“An unauthenticated attacker (no username or password required) can create a new SAP user with maximum privileges”
SAP has urged users to immediately patch a critical vulnerability, CVE-2020-6287, that gives a remote, unauthenticated attacker (no email, no password needed) unrestricted access to SAP systems with the ability to steal data, change financial details or simply bring systems to a juddering halt. Yes, it’s that bad.
The CVSS 10.0-rated SAP bug is is present by default in SAP applications running on top of SAP NetWeaver AS Java 7.3 and up to SAP NetWeaver 7.5. Some 40,000 customers are understood to be affected, with over 2,500 running systems directly exposed to the internet. These SAP applications are vulnerable:
- SAP Enterprise Resource Planning,
- SAP Product Lifecycle Management,
- SAP Customer Relationship Management,
- SAP Supply Chain Management,
- SAP Supplier Relationship Management,
- SAP NetWeaver Business Warehouse,
- SAP Business Intelligence,
- SAP NetWeaver Mobile Infrastructure,
- SAP Enterprise Portal,
- SAP Process Orchestration/Process Integration),
- SAP Solution Manager,
- SAP NetWeaver Development Infrastructure,
- SAP Central Process Scheduling,
- SAP NetWeaver Composition Environment, and
- SAP Landscape Manager.
The SAP bug was identified by application security firm Onapsis, which has dubbed it RECON. A remote, unauthenticated attacker can exploit this vulnerability through an HTTP interface, which is typically exposed to end users and, in many cases, exposed to the internet, the US’s CISA agency warned today.
SAP Bug: CISA “Strongly Recommends” Immediate Patching
“Due to the criticality of this vulnerability, the attack surface this vulnerability represents, and the importance of SAP’s business applications, CISA strongly recommends organizations immediately apply patches. CISA recommends organizations prioritize patching internet-facing systems, and then internal systems.”
While no exploitation has been reported in the wild yet, it typically does not take long for security researchers to reverse engineer a patch in order to create exploits targeting the systems of those who do not patch promptly, as the recent F5 Networks BIG-IP bug’s fallout reflects. Detailed information for SAP customers is in security note 2934135.
Onapsis said: “The Onapsis Research Labs identified a serious zero-day vulnerability affecting a default component present in every SAP application running the SAP NetWeaver Java technology stack. This technical component is used in many SAP business solutions, such as SAP SCM, SAP CRM, SAP Enterprise Portal, SAP Process Integration, SAP Solution Manager (SolMan) and many others.
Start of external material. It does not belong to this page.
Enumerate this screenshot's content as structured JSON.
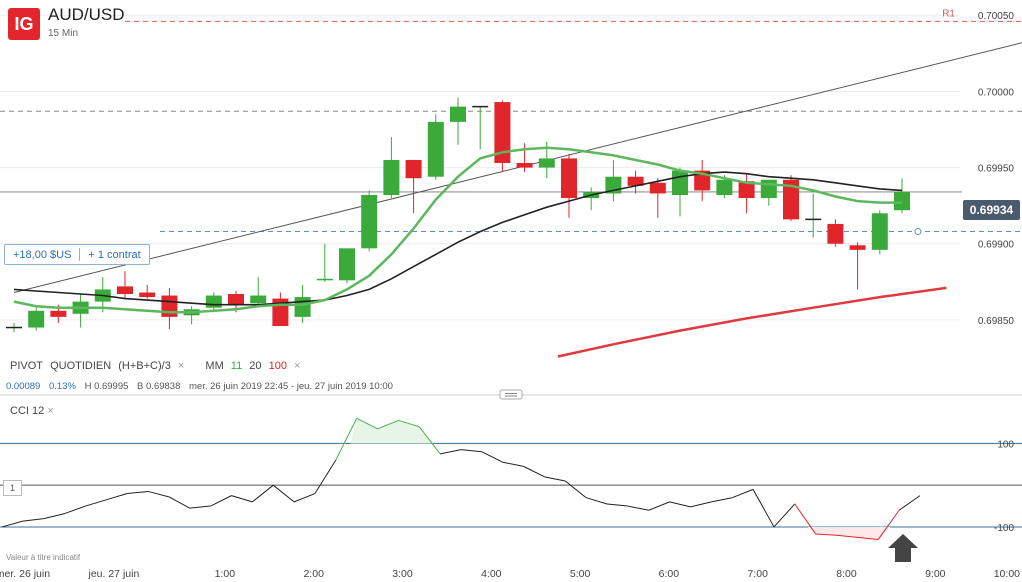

“If exploited, an unauthenticated attacker (no username or password required) can create a new SAP user with maximum privileges, bypassing all access and authorization controls (such as segregation of duties, identity management and GRC solutions) and gaining full control of SAP systems. The RECON vulnerability is particularly dangerous because many of the affected solutions are often exposed to the internet to connect companies with business partners, employees and customers.”
An attacker could:
- Change banking details (account number, IBAN number, etc.)
- Administer purchasing processes
- Corrupting data or shut a system down completely
- Perform unrestricted actions through OS command execution
- Delete or modify traces, logs and other files
Onapsis Threat Report is here. This bug was first reported by Catalin Cimpanu for ZDNet. Oracle has also patched a series of CVSS 10.0 bugs today, as part of a mammoth 433 patch-drop to fix bugs across a range of products.